$Y\mid X\sim \textrm{Poisson}(X)$ and $X\sim\textrm{Gamma}(k,\theta)$ Find the marginal distribution, mean and variance of $Y$. Show that the marginal distribution is a negative binomial if $k$ is an integer.

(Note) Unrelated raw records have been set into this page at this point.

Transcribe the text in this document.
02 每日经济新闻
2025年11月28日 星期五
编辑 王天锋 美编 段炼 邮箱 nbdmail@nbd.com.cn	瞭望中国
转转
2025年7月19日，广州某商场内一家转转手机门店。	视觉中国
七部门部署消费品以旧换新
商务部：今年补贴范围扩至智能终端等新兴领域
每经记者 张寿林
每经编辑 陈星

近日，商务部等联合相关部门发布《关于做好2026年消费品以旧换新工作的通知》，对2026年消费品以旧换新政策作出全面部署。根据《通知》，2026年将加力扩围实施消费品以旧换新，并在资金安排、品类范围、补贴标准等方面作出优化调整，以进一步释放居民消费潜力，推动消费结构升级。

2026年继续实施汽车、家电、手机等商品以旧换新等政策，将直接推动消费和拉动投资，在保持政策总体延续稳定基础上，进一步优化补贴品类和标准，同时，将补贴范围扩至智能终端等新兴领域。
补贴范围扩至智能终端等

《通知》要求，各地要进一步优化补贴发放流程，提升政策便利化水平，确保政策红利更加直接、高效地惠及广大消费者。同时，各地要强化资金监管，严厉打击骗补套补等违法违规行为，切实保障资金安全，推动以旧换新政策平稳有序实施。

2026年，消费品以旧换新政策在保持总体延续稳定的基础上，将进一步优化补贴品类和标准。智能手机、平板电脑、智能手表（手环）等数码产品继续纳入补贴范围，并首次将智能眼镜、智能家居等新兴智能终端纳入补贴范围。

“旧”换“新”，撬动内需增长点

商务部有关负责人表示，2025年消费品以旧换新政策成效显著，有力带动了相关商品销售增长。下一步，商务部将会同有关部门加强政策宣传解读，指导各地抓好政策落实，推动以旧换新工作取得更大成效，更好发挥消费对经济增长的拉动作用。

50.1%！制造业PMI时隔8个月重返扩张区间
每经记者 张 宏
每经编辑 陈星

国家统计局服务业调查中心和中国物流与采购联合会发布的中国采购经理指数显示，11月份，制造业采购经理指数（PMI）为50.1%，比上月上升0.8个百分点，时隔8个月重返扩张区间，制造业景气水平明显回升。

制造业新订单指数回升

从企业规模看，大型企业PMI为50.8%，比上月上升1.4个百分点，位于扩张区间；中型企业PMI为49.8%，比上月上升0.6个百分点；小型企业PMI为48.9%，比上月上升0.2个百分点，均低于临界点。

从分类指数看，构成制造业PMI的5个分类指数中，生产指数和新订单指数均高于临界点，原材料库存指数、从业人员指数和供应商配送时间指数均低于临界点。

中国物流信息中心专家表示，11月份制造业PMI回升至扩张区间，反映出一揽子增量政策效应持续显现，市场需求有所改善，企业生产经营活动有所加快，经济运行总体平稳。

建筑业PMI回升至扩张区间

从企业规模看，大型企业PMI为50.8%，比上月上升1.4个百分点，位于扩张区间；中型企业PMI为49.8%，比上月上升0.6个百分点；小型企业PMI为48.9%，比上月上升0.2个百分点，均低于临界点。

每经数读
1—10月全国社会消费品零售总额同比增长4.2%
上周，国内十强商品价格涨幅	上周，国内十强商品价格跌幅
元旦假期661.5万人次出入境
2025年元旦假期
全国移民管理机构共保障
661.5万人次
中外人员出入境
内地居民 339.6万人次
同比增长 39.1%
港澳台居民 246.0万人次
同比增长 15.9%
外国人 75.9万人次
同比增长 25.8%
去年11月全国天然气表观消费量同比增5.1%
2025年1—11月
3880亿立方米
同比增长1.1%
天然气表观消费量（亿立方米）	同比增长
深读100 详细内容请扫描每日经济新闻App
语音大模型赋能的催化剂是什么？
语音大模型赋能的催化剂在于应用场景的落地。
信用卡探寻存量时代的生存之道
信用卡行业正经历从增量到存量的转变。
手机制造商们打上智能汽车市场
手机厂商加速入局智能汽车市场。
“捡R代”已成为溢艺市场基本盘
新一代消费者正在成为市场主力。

Poisson conditional on Gamma
1 Answers
Sometimes "$\mathrm{Gamma}(k,\theta)$" means the density is $ \text{constant}\cdot x^{k-1} e^{-\theta x} $ and sometimes it means the density is $ \text{constant}\cdot x^{k-1} e^{-x/\theta}. $ For now I'll assume the second meaning, and if you want to go with the first one, then just make the relevant changes. \begin{align} \Pr(Y=y) & = \operatorname{E}(\Pr( Y=y \mid X)) = \operatorname{E}\left( \frac{ X^y e^{-X}}{y!} \right) = \frac{1}{\theta^k\Gamma(k)}\int_0^\infty \frac{ x^y e^{-x}}{y!} x^{k-1} e^{-x/\theta} \, dx \\[8pt] & = \frac{1}{y!\theta^k\Gamma(k)}\int_0^\infty x^{y+k-1} e^{-x(\theta+1)/\theta} \, dx \\[8pt] & = \frac{1}{y!\theta^k\Gamma(k)}\cdot\left(\frac{\theta}{1+\theta}\right)^{y+k}\int_0^\infty \left(\frac{1+\theta}{\theta} x\right)^{y+k-1} e^{-x(1+\theta)/\theta} \, \left( \frac{1+\theta}{\theta} dx\right) \\[8pt] & = \frac{1}{y!\theta^k\Gamma(k)}\cdot\left(\frac{\theta}{1+\theta}\right)^{y+k}\int_0^\infty u^{y+k-1} e^{-u} \, du \\[8pt] & = \frac{\Gamma(y+k)}{y!\theta^k\Gamma(k)}\cdot\left(\frac{\theta}{1+\theta}\right)^{y+k} \\[8pt] & = \frac{(y+k-1)!}{y! (k-1)!}\cdot \frac{\theta^y}{(1+\theta)^{y+k}} \\[8pt] & = \frac{(y+k-1)!}{y! (k-1)!}\cdot \left(\frac{\theta}{1+\theta}\right)^y \left(1 - \frac{\theta}{1+\theta}\right)^k \end{align}